Patologie che si manifestano con un dolore cronico a livello genitale esacerbato dal contatto, per cui si ha difficoltà a stare seduti e persino indossare un paio di jeans, la cui cura necessita un approccio multidisciplinare.
A sottolineare l’impegno delle istituzioni toscane, il presidente della Commissione sanità del Consiglio regionale Enrico Sostegni, che ha parlato di un vulnus nell’ambito del diritto alla salute: “A breve sarà nominato l'Organismo Toscano di Governo Clinico che avrà il compito di elaborare e approvare un Percorso Diagnostico Terapeutico Assistenziale per queste patologie – ha affermato - Ci sono già alcuni centri nella sanità Toscana che si occupano di vulvodinia. È nostra intenzione strutturarli e creare un percorso che porti alla nascita di almeno un punto di riferimento regionale nel quale far confluire le donne che hanno bisogno della diagnosi e, soprattutto, della successiva terapia. Attualmente c'è una grande dispersione di risorse perché prima di arrivare alla diagnosi passano anni, e ad occuparsi di questa patologia sono solo i soggetti privati”.
"È fondamentale che ci sia un riconoscimento nazionale di queste patologie – ha affermato l’assessore al Diritto alla Salute della Regione Toscana Simone Bezzini – e come Regione Toscana daremo il nostro contributo perché riprenda l’iter parlamentare della proposta di legge.

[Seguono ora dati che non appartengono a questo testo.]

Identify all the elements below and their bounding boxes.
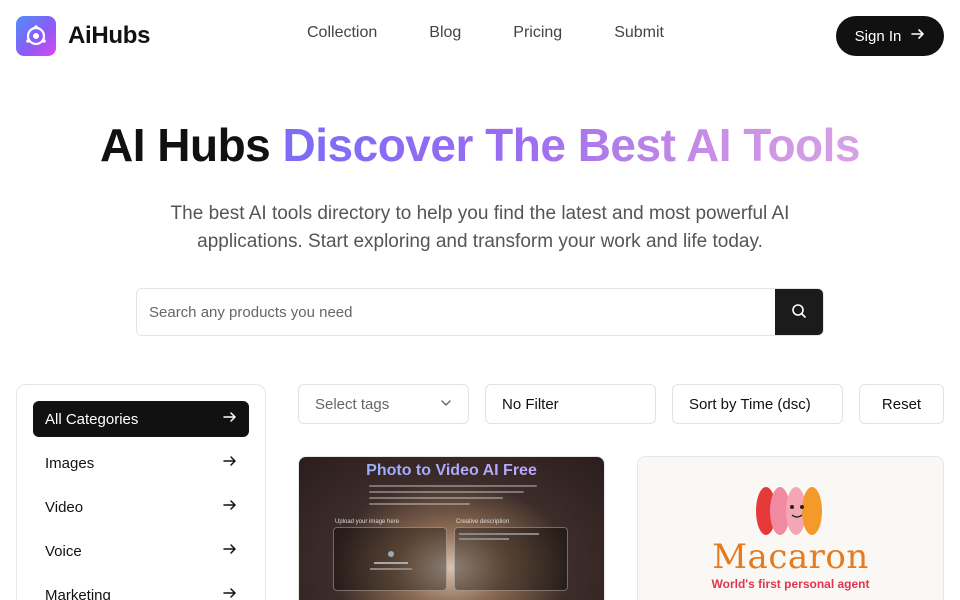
hero-title-plain: AI Hubs <box>99 119 271 171</box>
nav-link-submit[interactable]: Submit <box>614 24 664 42</box>
brand-name: AiHubs <box>68 22 151 49</box>
panel-right-label: Creative description <box>456 519 510 525</box>
robot-logo-icon <box>16 16 56 56</box>
search-bar <box>136 288 824 336</box>
hero-title-gradient: Discover The Best AI Tools <box>282 119 861 171</box>
category-label: Images <box>45 454 95 472</box>
arrow-right-icon <box>223 498 237 516</box>
hero-subtitle: The best AI tools directory to help you … <box>170 203 790 252</box>
arrow-right-icon <box>223 586 237 600</box>
sign-in-label: Sign In <box>854 27 902 45</box>
description-panel <box>454 527 568 591</box>
category-label: All Categories <box>45 410 139 428</box>
reset-label: Reset <box>881 395 922 413</box>
product-card-photo-to-video[interactable]: Photo to Video AI Free Upload your image… <box>298 456 605 600</box>
card-title: Photo to Video AI Free <box>299 462 604 480</box>
sort-select-value: Sort by Time (dsc) <box>689 395 811 413</box>
search-button[interactable] <box>775 289 823 335</box>
product-card-macaron[interactable]: Macaron World's first personal agent <box>637 456 944 600</box>
category-item-images[interactable]: Images <box>33 445 249 481</box>
reset-button[interactable]: Reset <box>859 384 944 424</box>
macaron-illustration <box>746 483 836 539</box>
card-subtitle: World's first personal agent <box>711 577 870 591</box>
brand-logo[interactable]: AiHubs <box>16 16 151 56</box>
arrow-right-icon <box>223 454 237 472</box>
category-item-marketing[interactable]: Marketing <box>33 577 249 600</box>
nav-link-pricing[interactable]: Pricing <box>513 24 562 42</box>
tags-select-placeholder: Select tags <box>315 395 390 413</box>
category-label: Marketing <box>45 586 111 600</box>
card-title: Macaron <box>712 537 869 577</box>
panel-left-label: Upload your image here <box>335 519 400 525</box>
hero-title: AI Hubs Discover The Best AI Tools <box>0 118 960 172</box>
main-nav: Collection Blog Pricing Submit <box>307 24 716 42</box>
search-input[interactable] <box>137 289 775 335</box>
arrow-right-icon <box>223 542 237 560</box>
category-sidebar: All Categories Images Video Voice Market… <box>16 384 266 600</box>
filter-select[interactable]: No Filter <box>485 384 656 424</box>
arrow-right-icon <box>223 410 237 428</box>
site-header: AiHubs Collection Blog Pricing Submit Si… <box>0 0 960 72</box>
category-item-video[interactable]: Video <box>33 489 249 525</box>
category-item-voice[interactable]: Voice <box>33 533 249 569</box>
category-label: Video <box>45 498 84 516</box>
nav-link-collection[interactable]: Collection <box>307 24 377 42</box>
nav-link-blog[interactable]: Blog <box>429 24 461 42</box>
card-description-lines <box>369 485 537 509</box>
search-icon <box>791 303 807 324</box>
arrow-right-icon <box>911 27 925 45</box>
tags-select[interactable]: Select tags <box>298 384 469 424</box>
filter-select-value: No Filter <box>502 395 559 413</box>
upload-panel <box>333 527 447 591</box>
sign-in-button[interactable]: Sign In <box>836 16 944 56</box>
category-label: Voice <box>45 542 82 560</box>
category-item-all[interactable]: All Categories <box>33 401 249 437</box>
sort-select[interactable]: Sort by Time (dsc) <box>672 384 843 424</box>
chevron-down-icon <box>440 396 452 413</box>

Tuttavia non ci limiteremo ad attendere che il Parlamento e il Governo le riconoscano: stiamo già lavorando per sviluppare nelle aziende ospedaliere universitarie e nelle aziende sanitarie della Toscana percorsi di cura e di presa in carico adeguate, anche coinvolgendo le associazioni e la rete territoriale".
Del ritardo diagnostico come problema principale della malattia ha parlato Giorgia Soleri, l'influencer impegnata a sostegno del lavoro del comitato, affetta dalla malattia da quando era adolescente.
"La patologia si cronicizza col tempo e una diagnosi tempestiva è cruciale per evitare che ciò accada – ha spiegato - Nel mio caso la malattia è stata diagnosticata dopo 11 anni. Ho convissuto per tanto tempo con il dolore ed è stato molto difficile, soprattutto sul piano psicologico ed emotivo. Però voglio portare un po’ di speranza. Sono in terapia da due anni e riesco a fare una vita pressoché normale, anche se con alti e bassi, perché ho il privilegio di potermi curare privatamente, visto che ad oggi nel servizio sanitario pubblico non c'è modo di essere seguite con un approccio multidisciplinare. Questo è il motivo per cui chiediamo alle istituzioni di prendere una posizione netta per aiutare tutte quelle persone che hanno diritto alla salute anche non avendo le possibilità economiche".
"Oltre ai riconoscimento di queste due malattie – ha affermato l’attivista del Comitato Silvia Carabelli – chiediamo anche fondi per realizzare a livello regionale dei centri che siano in grado di prendere in carico le pazienti a 360 gradi".